17 ноября 2017Литература
250

«Я начала писать книги о Цацики, потому что мне самой таких книг не хватало»

Екатерина Северина поговорила с Мони Нильсон-Брэнстрем

текст: Екатерина Северина
Detailed_picture© Anders Wiklund

В ноябре в России побывала Мони Нильсон-Брэнстрем — шведская писательница, лауреат национальных и зарубежных премий. Ее книги переведены на большинство европейских языков, а известность автору принесла серия о мальчике Цацики и его необычной Мамаше (цикл вышел в издательстве «Самокат»). В России книги о буднях обычного ребенка получили неоднозначные отзывы родителей и стали поводом для дискуссий о допустимом и запретном в детской литературе.

В ноябре 2017 года в издательстве «Белая ворона» перевели две книги Нильсон-Брэнстрем о девочке Семле и ее друге по имени Гордон.

Екатерина Северина поговорила с Мони Нильсон-Брэнстрем об устройстве шведского книжного рынка, депрессии младенцев, появлении YA-литературы, любимом возрасте и съедобных именах.

— Какие у вас впечатления от посещения России и какие мысли были перед поездкой? Что подтвердилось, а что нет?

— Мне здесь очень нравится, даже удивительно, насколько. Москва — фантастически красивый город, здесь все оказалось богаче, чем я себе представляла. Кроме того, я все время в России встречаю совершенно прекрасных людей. Если говорить о стереотипах, которые были раньше, — когда поехала в Сибирь (Мони была гостем КРЯКК — Красноярской ярмарки книжной культуры. — Ред.), то думала, что там вечная зима и будет невероятно холодно. Оказалось, что там такая же погода, как и в Стокгольме, — можно выращивать овощи и фрукты и все как везде. Мне кажется, что у многих шведов, которые не были в России, сохраняется такое советское видение России — что здесь очень серо и грустно, люди все какие-то подавленные и бедные-несчастные…

— Шапки-ушанки и медведи, грустно бродящие по улицам городов?

— Именно так.

— Задам обязательный вопрос: как вы начали писать, что сделало вас писателем?

— Тогда мне нужно процитировать Астрид Линдгрен: детским писателем человек не становится, он просто является таковым.

— 14 ноября исполнилось 110 лет со дня рождения Астрид Линдгрен, и не могу не спросить о том, как ее творчество повлияло на вас и литературный процесс в целом. Какие книги вы особенно любили в детстве и какие вдохновляют вас?
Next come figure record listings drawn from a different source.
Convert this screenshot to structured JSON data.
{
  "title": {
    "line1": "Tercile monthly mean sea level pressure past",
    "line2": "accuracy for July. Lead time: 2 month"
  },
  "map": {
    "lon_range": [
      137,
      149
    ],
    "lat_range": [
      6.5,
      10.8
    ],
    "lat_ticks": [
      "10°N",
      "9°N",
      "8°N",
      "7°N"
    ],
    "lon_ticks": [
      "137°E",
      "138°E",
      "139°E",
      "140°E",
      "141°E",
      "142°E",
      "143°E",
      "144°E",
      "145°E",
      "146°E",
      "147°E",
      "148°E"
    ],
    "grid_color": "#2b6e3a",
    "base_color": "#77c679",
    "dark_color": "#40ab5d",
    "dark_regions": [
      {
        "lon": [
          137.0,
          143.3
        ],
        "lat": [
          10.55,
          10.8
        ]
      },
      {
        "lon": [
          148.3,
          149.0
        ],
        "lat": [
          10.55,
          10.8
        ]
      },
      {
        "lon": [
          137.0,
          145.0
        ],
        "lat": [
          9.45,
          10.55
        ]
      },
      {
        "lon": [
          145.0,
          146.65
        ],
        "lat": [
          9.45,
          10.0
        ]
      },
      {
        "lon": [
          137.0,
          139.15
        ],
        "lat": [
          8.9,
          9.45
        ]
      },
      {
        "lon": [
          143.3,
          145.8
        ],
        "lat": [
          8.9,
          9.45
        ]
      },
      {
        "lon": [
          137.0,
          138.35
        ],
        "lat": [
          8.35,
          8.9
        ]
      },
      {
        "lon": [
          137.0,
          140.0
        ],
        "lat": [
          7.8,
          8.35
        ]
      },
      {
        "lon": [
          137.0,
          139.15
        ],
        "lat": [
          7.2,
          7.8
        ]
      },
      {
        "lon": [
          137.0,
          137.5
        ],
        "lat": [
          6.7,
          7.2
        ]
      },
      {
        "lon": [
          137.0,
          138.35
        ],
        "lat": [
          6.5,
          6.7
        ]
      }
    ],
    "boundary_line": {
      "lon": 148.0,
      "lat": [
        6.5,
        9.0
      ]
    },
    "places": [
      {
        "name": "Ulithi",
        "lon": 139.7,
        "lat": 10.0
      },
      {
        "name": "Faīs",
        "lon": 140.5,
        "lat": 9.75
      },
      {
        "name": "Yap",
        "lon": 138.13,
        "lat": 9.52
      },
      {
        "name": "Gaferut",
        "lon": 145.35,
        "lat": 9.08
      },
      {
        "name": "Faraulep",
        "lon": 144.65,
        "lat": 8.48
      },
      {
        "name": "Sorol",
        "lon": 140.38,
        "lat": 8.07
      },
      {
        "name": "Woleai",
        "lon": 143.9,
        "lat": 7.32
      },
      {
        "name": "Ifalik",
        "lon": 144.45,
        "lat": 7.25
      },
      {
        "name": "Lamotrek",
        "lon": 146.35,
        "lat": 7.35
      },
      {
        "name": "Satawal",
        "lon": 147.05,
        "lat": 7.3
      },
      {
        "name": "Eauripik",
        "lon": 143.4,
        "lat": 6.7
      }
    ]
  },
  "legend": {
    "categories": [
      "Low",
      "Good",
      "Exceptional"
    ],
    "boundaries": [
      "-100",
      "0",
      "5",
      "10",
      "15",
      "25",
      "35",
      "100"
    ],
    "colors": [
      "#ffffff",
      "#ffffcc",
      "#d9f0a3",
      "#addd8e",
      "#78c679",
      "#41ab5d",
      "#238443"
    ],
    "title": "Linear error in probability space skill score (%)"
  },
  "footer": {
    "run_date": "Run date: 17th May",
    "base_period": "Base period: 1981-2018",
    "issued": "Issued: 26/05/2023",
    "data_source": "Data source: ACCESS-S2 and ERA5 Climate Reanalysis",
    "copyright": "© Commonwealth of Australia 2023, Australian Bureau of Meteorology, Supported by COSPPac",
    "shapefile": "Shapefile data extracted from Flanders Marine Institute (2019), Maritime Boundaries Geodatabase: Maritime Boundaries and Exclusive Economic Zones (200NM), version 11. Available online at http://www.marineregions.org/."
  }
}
— Мне больше всего нравилась книга «Дети с Горластой улицы», потому что я сама не жила в такой классической, обычной шведской семье (мама Мони — еврейка, которая переехала в Швецию во время Второй мировой войны. — Ред.) и мне казалось, что в ней очень интересно и здорово жить. Думаю, что Астрид Линдгрен повлияла во всех возможных аспектах не только на литературу, но и вообще на то, как мы — шведы — смотрим на детей, на культуру отношений, и больше, чем она сделала, сделать вообще сложно. Она подняла детскую литературу на новый уровень, поэтому взрослые перестали фыркать и отбрыкиваться, что «это всего лишь детская книжонка», а поняли, что это настоящая литература, причем очень высокого класса.

— Когда к Цацики пришел успех, то почувствовали ли вы себя большим писателем и изменило ли это вас как-то?

— Пришлось написать много книг о Цацики, прежде чем я смогла говорить, что я — писатель. Всегда стеснялась этого, и когда меня спрашивали люди: «Чем ты занимаешься?» — то я говорила: «Ну, я немножко пишу…» Прошло очень много лет, прежде чем я осознала, что я — писатель.

— Когда вы начали писать о Цацики, то почва была уже благодатной или это все равно были вызов и прорыв?

— Незадолго до этого вышла книга о мальчике, который жил только с мамой; можно сказать, что она стала каким-то фундаментом, но честно скажу, что начала писать книги о Цацики, потому что мне самой таких книг не хватало.

— Сталкивались ли вы с резкой негативной реакцией на цикл книг о Цацики в Швеции?

— Именно рецензии были очень хорошими, но иногда встречались какие-то частные лица — родители или учителя в детских садах и школах, которые злились и говорили: «Вы понимаете, что такую книгу я не могу читать детям». Но литературные рецензии были очень хорошими. Это интересно, потому что нечасто бывает так, что мнения читателей и критиков совпадают. Обычно в Швеции книги, получающие хорошие отзывы, и книги, становящиеся популярными, — два совсем разных направления.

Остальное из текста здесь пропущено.